In the next building, the ground floor is a gallery of photos, hundreds of headshots, a gallery of stoic glances on either side of you, punctuated by photos of mass graves and aftermaths, scenes discovered by the Vietnamese forces after the Khmer Rouge fled. Then there are bones and paintings recreating the actual acts. Tools. Some expat photographer has created a series playing with the quality of light in the classrooms and the reflections seen off the glass cases in the gallery of photos, he claims he is giving the spirits voice by imagining a dialog between the long dead prisoners and the latter day museum-goers captured in the reflections.

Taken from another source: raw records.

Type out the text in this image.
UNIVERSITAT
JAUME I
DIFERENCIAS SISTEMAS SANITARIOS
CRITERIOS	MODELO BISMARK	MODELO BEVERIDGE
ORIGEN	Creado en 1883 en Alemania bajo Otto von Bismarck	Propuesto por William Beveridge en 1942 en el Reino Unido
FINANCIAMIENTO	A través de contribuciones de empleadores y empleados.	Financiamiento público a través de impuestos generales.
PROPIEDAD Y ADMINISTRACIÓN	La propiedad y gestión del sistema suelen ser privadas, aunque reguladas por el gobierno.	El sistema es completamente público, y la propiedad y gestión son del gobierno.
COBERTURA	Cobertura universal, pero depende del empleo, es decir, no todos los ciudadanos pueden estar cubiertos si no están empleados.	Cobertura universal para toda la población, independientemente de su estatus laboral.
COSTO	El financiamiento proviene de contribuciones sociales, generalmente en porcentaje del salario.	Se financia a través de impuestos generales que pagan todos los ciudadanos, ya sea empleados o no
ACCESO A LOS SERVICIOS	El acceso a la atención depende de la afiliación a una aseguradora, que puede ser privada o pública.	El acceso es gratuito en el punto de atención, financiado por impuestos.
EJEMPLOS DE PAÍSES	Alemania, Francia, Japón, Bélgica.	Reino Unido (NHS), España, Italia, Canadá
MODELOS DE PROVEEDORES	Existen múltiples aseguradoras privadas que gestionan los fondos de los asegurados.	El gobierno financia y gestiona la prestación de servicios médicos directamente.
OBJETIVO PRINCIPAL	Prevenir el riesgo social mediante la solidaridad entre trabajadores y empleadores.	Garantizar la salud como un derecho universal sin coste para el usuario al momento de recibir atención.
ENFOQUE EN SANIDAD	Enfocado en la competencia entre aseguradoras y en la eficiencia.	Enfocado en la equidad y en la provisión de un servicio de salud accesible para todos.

On the top floor of the last building you finally find substantive text, a narrative beyond an abandoned crime scene. A series with portraits and testimonials from relatives, lovers, friends of the killed. Brothers, sisters, sons, daughters disappeared. You notices phrases repeated: "He was a kind man" "She was proud to join the revolution" "Joining the army seemed a better option then toiling in the fields." In another room portraits of the leaders of the Khmer Rouge and this place Toul Sleng (S21) central detention and interrogation center for the Khmer Rouge. Their portraits are covered in graffiti, all in khmer script you can only imagine the anger and rage through the scratched out eyes and mouths. In another classroom a child of the killing fields now a photojournalist has created portraits and interviews of former prison guards of this very compound. Their old black and white IDs, young teenage boys and girls unsmiling in there severe uniforms, accompanied with their present day photos, now fathers and wives, a woman gives alms to a monk, a man picnics with his family, another man tends to his field. They all seem to say the same thing, we did what we were told, otherwise we would have been killed. All these voices bring the things you have seen to the human scale of emotion and empathy, a hundred rooms, so much hysteria and fear and anger and loss that still lingers and it becomes all too much to take in at once.